Сопоставим восприятие героем двух миров: внешнего и мира шахмат. Мутность и незримость, непонятное время и его отсутствие, тишина и Тишина. Тишина внешнего мира — отсутствие шумов и звуков. Тишина шахмат — музыка сфер, к которой стремится Лужин, отвергая материальность, прорываясь сквозь нее, за ее пределы.

Но однажды в «смутном» потоке времени появляется «вешка» — смерть отца? — по которой Лужин может «определить пройденный путь» (55). И, оглянувшись на «восемнадцать с лишним лет шахматной жизни», он видит «нагромождение побед вначале, а затем странное затишье, вспышки побед там и сям, но в общем — игру вничью, раздражительную и безнадежную» (55). В самом слове «нагромождение» слышны «гром, громкость». Громкие вспышки побед сменяются странным затишьем «ничьих».

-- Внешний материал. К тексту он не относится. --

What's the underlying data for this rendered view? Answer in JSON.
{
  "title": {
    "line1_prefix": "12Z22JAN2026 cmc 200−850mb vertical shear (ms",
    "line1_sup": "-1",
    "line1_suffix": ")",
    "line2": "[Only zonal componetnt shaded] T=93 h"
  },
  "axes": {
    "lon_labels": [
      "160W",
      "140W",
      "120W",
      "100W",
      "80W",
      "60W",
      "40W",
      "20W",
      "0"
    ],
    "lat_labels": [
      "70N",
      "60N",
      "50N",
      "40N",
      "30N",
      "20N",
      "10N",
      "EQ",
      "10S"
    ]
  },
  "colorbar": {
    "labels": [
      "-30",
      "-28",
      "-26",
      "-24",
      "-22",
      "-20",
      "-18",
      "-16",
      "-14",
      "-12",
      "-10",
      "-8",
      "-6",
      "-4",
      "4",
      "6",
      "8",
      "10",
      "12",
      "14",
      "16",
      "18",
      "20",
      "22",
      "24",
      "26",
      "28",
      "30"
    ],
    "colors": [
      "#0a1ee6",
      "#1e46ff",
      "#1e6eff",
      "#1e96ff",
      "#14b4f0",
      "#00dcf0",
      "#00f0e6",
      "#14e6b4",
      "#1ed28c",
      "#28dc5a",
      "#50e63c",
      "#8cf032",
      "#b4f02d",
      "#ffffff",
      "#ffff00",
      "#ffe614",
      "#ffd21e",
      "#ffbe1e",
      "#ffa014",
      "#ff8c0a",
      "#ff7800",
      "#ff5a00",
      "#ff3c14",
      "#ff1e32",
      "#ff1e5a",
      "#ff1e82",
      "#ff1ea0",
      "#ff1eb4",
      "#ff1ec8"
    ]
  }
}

Победы Лужин одерживает, играя «вслепую», прикосновение к «первоначальной чистоте» шахмат, прорыв в неземное измерение, то есть в «свой» мир, даруют ему победу. Однако герой осознает, что «…последние годы ему не везло на турнирах, возникла призрачная преграда, которая все мешала ему прийти первым» (51). И, «бросив на минуту взгляд» на пройденный им в шахматах путь, Лужин с «угрюмой страстью погрузился в новые вычисления, придумывая и уже смутно предчувствуя гармонию нужных ходов, ослепительную защиту» (55).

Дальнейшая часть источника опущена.